The circuit snakes its way around Azerbaijan's glittering capital, mixing the blistering speed of Monaco with the almost non-existent margin for error of Monaco. Since its addition to the calendar in 2016 it had been a personal favourite and, as the race was about to start, I settled in and hoped for action.

I didn't have to wait long.

The exit of turn two saw Fernando Alonso, Sergey Sirotkin and Nico Hulkenberg, all fighting for the same piece of track, collide, puncturing the front tyres of Alonso and Sirotkin.

At the next corner several hundred feet further down the track, Kimi Raikkonen and Esteban Ocon squabbled over position in turn three, the end result being an unhappy Finn and a Frenchman in the wall. Three corners in and a quarter of the field had been involved in contact. I was hooked.

With debris covering a good section of the second straight and Ocon's car wedged firmly against the wall, the safety car was released.

Meanwhile Alonso, showcasing his notorious warrior spirit, nursed a two-wheeled McLaren back to the pits (and to an eventual seventh-place finish). This alone was almost more action than we'd seen all season to this point.

The restart five laps later set up what was to become the main talking point of the race, a bloodthirsty battle between Red Bull's two drivers. Max Verstappen and Daniel Ricciardo – one the apple of his team's eye, the other a man fighting for all his worth – were racing as though their lives depended on it.

We could all see what was going to unfold from the sixth lap, but it took until lap 40 to happen – contact.

Ricciardo threw a Mansell-esque dummy to the outside, then chopped to the inside down the main straight.

Verstappen, unwilling to give any space, went the same way – covering Ricciardo's car and removing the downforce-providing air he needed to stop.
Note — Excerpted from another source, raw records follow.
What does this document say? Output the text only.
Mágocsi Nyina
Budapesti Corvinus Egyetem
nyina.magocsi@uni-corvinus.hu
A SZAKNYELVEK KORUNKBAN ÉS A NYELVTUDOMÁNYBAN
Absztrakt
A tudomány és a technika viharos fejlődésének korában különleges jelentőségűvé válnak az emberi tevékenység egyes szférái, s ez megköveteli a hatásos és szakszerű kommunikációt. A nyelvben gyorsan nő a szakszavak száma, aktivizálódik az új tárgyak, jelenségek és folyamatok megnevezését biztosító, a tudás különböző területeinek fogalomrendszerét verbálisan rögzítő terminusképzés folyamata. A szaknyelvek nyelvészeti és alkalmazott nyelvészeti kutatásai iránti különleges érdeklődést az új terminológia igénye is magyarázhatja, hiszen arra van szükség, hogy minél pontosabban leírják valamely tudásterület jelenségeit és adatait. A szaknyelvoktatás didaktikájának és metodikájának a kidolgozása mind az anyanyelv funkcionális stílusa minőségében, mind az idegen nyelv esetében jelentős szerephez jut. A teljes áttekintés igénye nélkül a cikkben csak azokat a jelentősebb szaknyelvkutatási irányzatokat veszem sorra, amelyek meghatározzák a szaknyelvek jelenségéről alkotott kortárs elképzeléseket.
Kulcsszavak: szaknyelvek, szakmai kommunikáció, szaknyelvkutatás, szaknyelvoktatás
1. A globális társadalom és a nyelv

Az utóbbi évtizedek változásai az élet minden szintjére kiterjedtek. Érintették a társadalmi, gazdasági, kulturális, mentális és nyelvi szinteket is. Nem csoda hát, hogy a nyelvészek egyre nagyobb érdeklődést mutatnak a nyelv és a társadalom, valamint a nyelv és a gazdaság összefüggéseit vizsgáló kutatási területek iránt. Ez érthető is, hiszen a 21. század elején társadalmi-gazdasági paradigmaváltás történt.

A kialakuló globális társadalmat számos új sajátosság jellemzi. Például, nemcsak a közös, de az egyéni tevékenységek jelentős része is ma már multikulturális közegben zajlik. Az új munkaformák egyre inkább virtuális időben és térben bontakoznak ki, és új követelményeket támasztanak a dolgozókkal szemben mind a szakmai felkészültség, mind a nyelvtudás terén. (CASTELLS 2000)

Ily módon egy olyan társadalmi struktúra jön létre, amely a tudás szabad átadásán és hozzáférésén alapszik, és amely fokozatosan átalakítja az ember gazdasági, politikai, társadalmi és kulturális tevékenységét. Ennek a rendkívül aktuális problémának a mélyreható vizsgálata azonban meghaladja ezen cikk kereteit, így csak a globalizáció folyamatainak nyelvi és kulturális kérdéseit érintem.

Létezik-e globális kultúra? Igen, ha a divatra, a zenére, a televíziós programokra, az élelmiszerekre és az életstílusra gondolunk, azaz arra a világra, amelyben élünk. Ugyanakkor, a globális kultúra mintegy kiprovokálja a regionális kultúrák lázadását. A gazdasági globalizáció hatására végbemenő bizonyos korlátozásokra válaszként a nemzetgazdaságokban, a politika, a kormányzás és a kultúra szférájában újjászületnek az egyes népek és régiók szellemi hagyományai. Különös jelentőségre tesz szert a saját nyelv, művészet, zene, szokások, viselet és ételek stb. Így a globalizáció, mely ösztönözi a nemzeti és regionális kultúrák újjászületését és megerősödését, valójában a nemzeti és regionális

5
He couldn't stop. He ploughed into the back of Verstappen and, in a hail of smoke, carbon fibre and curse words, the two were out on the spot.

Two Red Bull drivers colliding, the younger one blaming the Australian driver despite it being more to do with his own actions; now where have we heard that before?
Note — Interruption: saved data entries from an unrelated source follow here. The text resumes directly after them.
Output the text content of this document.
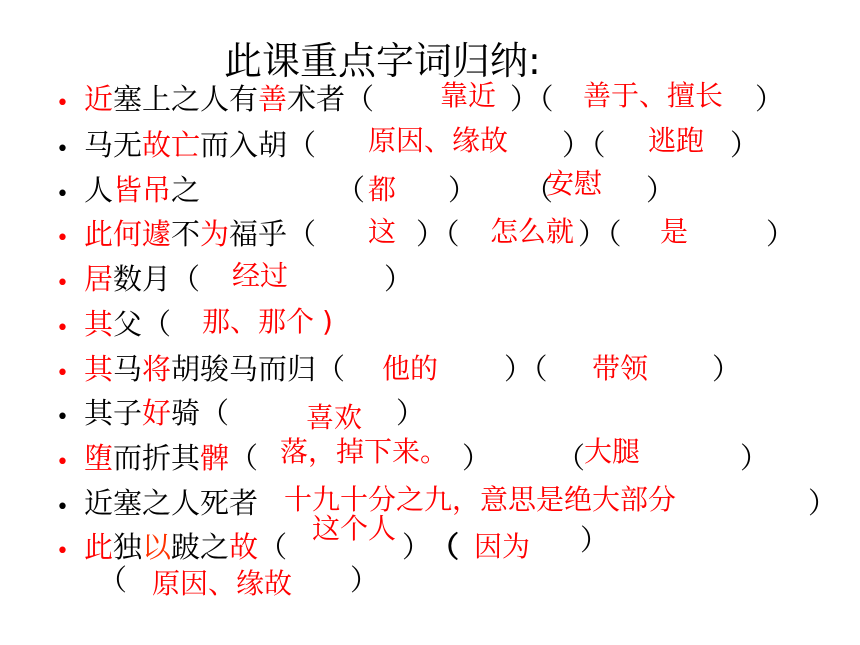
此课重点字词归纳:
• 近塞上之人有善术者（ 靠近 ）（ 善于、擅长 ）
• 马无故亡而入胡（ 原因、缘故 ）（ 逃跑 ）
• 人皆吊之	（ 都 ） （
安慰 ）
• 此何遽不为福乎（ 这 ）（ 怎么就 ）（ 是	）
• 居数月（ 经过	）
• 其父（ 那、那个 )
• 其马将胡骏马而归（ 他的 ）（ 带领 ）
• 其子好骑（	喜欢 ）
• 堕而折其髀（ 落，掉下来。 ） （
大腿	）
• 近塞之人死者 十九十分之九，意思是绝大部分	）
• 此独以跛之故（
这个人
）
（ 因为 ）
（ 原因、缘故 ）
Thankfully the safety car was released again as it gave everyone (myself very much included) time to reset our blood pressures and recover from the excitement of the previous 40 laps. A nice quiet safety period was exactly what we needed to set up the remainder of the race. Of course, that's not exactly what we got…

Romain Grosjean managed to have a head-on collision with the wall whilst behind the safety car.

Trying to warm his tyres, he locked the rear so aggressively that his race engineer thought he'd been hit from behind, uttering the now-immortal line: "I think Ericsson hit us." He hadn't, but a thousand memes were born that day.

The safety car seemed to be more for the fans' safety at this point, as I certainly wasn't ready to witness the remainder of the race – a four-lap dash to the line.

As the safety car peeled into the pits the order ran: Bottas, Vettel, Hamilton, Raikkonen, Perez.

Questions had been asked of Sebastian Vettel's aggressiveness before the restart – would he bank the points, or make an all-or-nothing move up the inside of Bottas?

Having started on pole and led most of the race, he opted for the latter, flat-spotting his tyre and ruling himself out.

My heart rate rose worryingly. How much more could we take? Surely it had to be over. It wasn't.

With three laps to go Bottas hit debris. As he entered the braking zone for the first corner his tyre exploded, sending rubber and his hopes of his first win of 2018 with it – the wait, of course, would go until this year. I could take no more.

Thankfully the final two laps went without a hitch. Hamilton cruised to a win, Perez took an unexpected podium and I realised that history had just unfolded on my TV. It had been an utterly spectacular race, and it would likely be the best for quite some time.